What I fear the secretary may have overlooked in her comments is the transformative initiatives states like North Dakota already have in place—ones that cannot be communicated effectively in a regulatory document such as a templated ESSA application.
I’ve worked in education for 28 years, the last five of them as the elected state superintendent of the North Dakota Department of Public Instruction. My office has been involved in helping education stakeholders across the state put together our ESSA plan and craft innovation legislation. Never before have I heard more open and honest conversations about rethinking the delivery of education than I have in the last year, both in North Dakota and with colleagues across the nation.
Consider this. I file my taxes each year. It gives a sketch of how much money I earn, but in reading my tax returns you could never expect to learn about me, my plans for the next year, or my priorities. I would argue that each state’s ESSA plan works much the same way.
As I have engaged in national conversations with educators and policymakers, it is clear to me that state leaders didn’t intend for the plans to be an overview of our states’ vision for education or the sole way of communicating the wide-ranging and robust work that all education stakeholders are doing.
It is clear to me that state leaders didn’t intend for the plans to be an overview of our states’ vision for education."
In my state’s case, the ESSA plan is a mechanism for North Dakota to tell the U.S. Department of Education how we plan to spend the nearly $141 million in federal funding we receive each year. (This amount represents 12.1 percent of total spending in state and local dollars to meet the needs of our students.) This plan can help to leverage efforts toward the state’s vision, but it doesn’t represent the vision entirely.

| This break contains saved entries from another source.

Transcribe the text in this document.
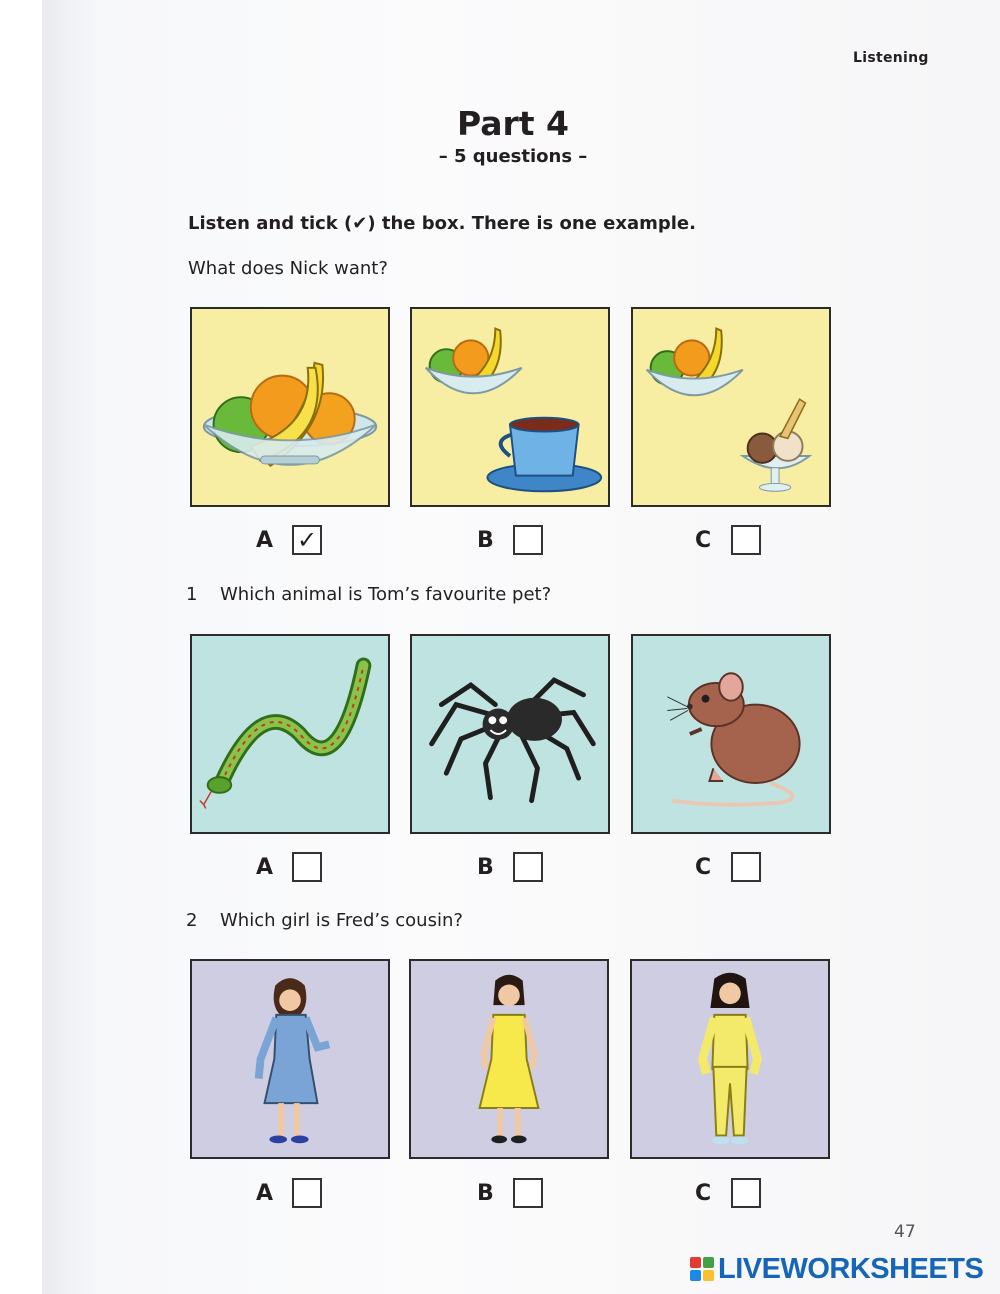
Listening
Part 4
– 5 questions –
Listen and tick (✔) the box. There is one example.
What does Nick want?
A ✓	B	C
1 Which animal is Tom’s favourite pet?
A	B	C
2 Which girl is Fred’s cousin?
A	B	C
47
LIVEWORKSHEETS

Last April, North Dakota passed legislation creating an innovative education plan with bipartisan and cross-sector support. In so doing, we enabled our education communities across the state to break free from burdensome rules and regulations.

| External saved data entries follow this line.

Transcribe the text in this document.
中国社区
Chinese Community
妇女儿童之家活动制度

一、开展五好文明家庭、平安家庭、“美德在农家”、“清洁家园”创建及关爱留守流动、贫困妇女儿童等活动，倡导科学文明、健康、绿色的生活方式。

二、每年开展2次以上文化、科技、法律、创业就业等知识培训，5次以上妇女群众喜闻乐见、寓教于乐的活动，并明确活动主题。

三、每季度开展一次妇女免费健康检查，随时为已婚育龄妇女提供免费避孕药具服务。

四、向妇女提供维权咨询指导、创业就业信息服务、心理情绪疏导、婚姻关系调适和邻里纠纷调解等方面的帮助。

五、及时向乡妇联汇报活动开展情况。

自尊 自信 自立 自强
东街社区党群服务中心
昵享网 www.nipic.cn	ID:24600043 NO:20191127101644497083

Senate Bill 2186 created a program that allows public and private schools greater control over practices, allowing them to focus on personalized learning, social-emotional skills, college-and-career readiness, and the training for educators to carry out this work. My office led a team of legislators, teachers, administrators, parents, students, and business leaders who crafted the bill.

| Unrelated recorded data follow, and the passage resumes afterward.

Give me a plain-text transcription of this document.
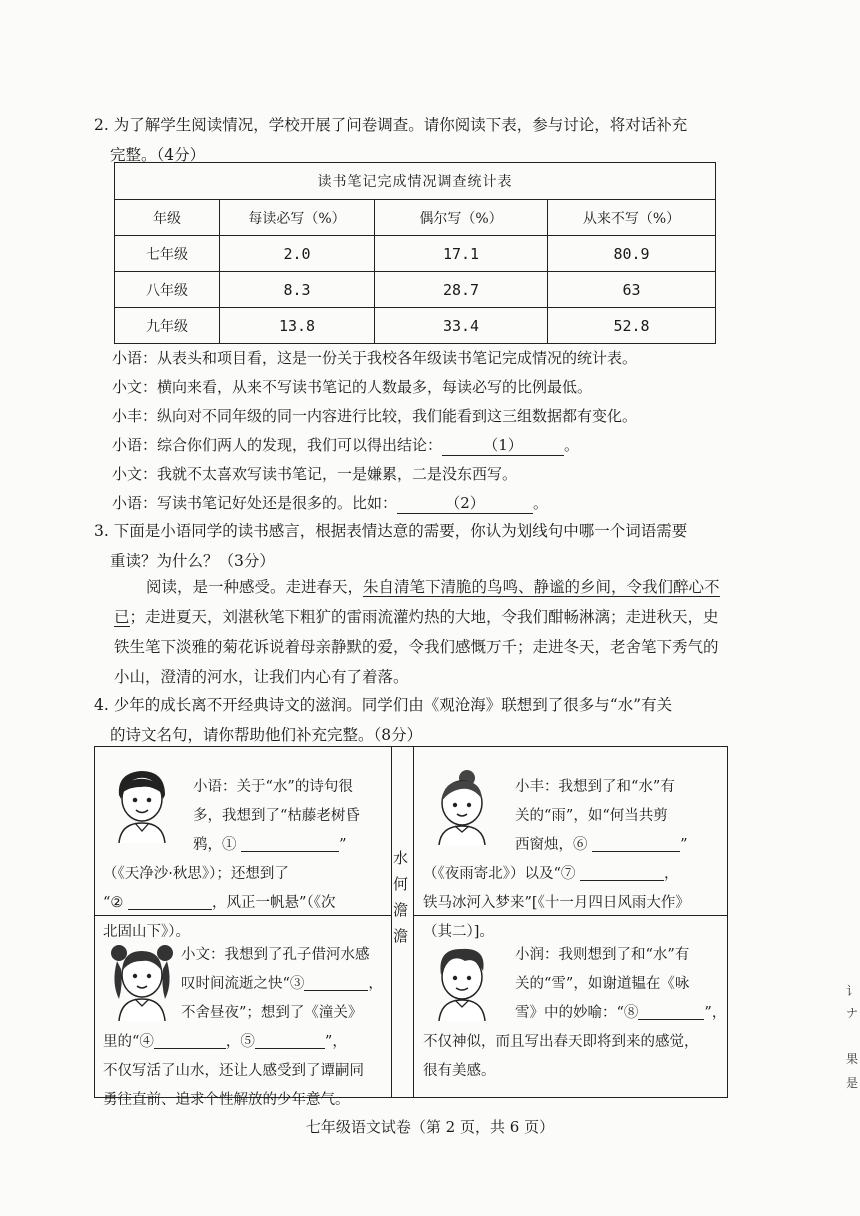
2. 为了解学生阅读情况，学校开展了问卷调查。请你阅读下表，参与讨论，将对话补充

完整。（4分）
读书笔记完成情况调查统计表			
年级	每读必写（%）	偶尔写（%）	从来不写（%）
七年级	2.0	17.1	80.9
八年级	8.3	28.7	63
九年级	13.8	33.4	52.8
小语：从表头和项目看，这是一份关于我校各年级读书笔记完成情况的统计表。
小文：横向来看，从来不写读书笔记的人数最多，每读必写的比例最低。
小丰：纵向对不同年级的同一内容进行比较，我们能看到这三组数据都有变化。
小语：综合你们两人的发现，我们可以得出结论：	（1）	。
小文：我就不太喜欢写读书笔记，一是嫌累，二是没东西写。
小语：写读书笔记好处还是很多的。比如：	（2）	。
3. 下面是小语同学的读书感言，根据表情达意的需要，你认为划线句中哪一个词语需要

重读？为什么？（3分）
阅读，是一种感受。走进春天，朱自清笔下清脆的鸟鸣、静谧的乡间，令我们醉心不已；走进夏天，刘湛秋笔下粗犷的雷雨流灌灼热的大地，令我们酣畅淋漓；走进秋天，史铁生笔下淡雅的菊花诉说着母亲静默的爱，令我们感慨万千；走进冬天，老舍笔下秀气的小山，澄清的河水，让我们内心有了着落。
4. 少年的成长离不开经典诗文的滋润。同学们由《观沧海》联想到了很多与“水”有关

的诗文名句，请你帮助他们补充完整。（8分）
水
何
澹
澹
小语：关于“水”的诗句很
多，我想到了“枯藤老树昏
鸦，①	”
（《天净沙·秋思》）；还想到了
“②	，风正一帆悬”（《次
北固山下》）。
小丰：我想到了和“水”有
关的“雨”，如“何当共剪
西窗烛，⑥	”
（《夜雨寄北》）以及“⑦	，
铁马冰河入梦来”[《十一月四日风雨大作》
（其二）]。
小文：我想到了孔子借河水感
叹时间流逝之快“③	，
不舍昼夜”；想到了《潼关》
里的“④	，⑤	”，
不仅写活了山水，还让人感受到了谭嗣同
勇往直前、追求个性解放的少年意气。
小润：我则想到了和“水”有
关的“雪”，如谢道韫在《咏
雪》中的妙喻：“⑧	”，
不仅神似，而且写出春天即将到来的感觉，
很有美感。
七年级语文试卷（第 2 页，共 6 页）
讠
ナ
果
是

Now, the law is helping students like Elizabeth, a high school freshman in a rural North Dakota district near Fargo who didn’t like school. Elizabeth’s district was one of several that were instrumental in the bill’s passage, and, in turn, it was ready to implement an entirely redefined education program for the 2017-18 school year. Elizabeth now has the freedom to learn in a personalized way, at her own pace, and to follow her passions. More flexibility and personalized instruction has since given Elizabeth time in the school day to explore meaningful career opportunities in partnership with local businesses.
This story is not one that we could illustrate in a federal ESSA application, yet it is just one example of the first steps in the remarkable movement to reinvent education in North Dakota.
I believe that Secretary DeVos and I agree on the direction that the delivery of education needs to take. We must do better for young people. We must embrace the challenge of innovation to meet the needs of our individual students. I invite Secretary DeVos to visit our North Dakota schools. I’m sure that other states, which are undertaking similar multifaceted initiatives, would also welcome a visit from her.
I would further encourage the secretary to engage in meaningful conversation with chief state school officers, teachers, administrators, students, parents, and all of the other stakeholders that are making this sort of innovation possible.
Secretary DeVos, once everyone has a better understanding of the work that is being done in states across the country, I am confident we can work together to make progress for all students.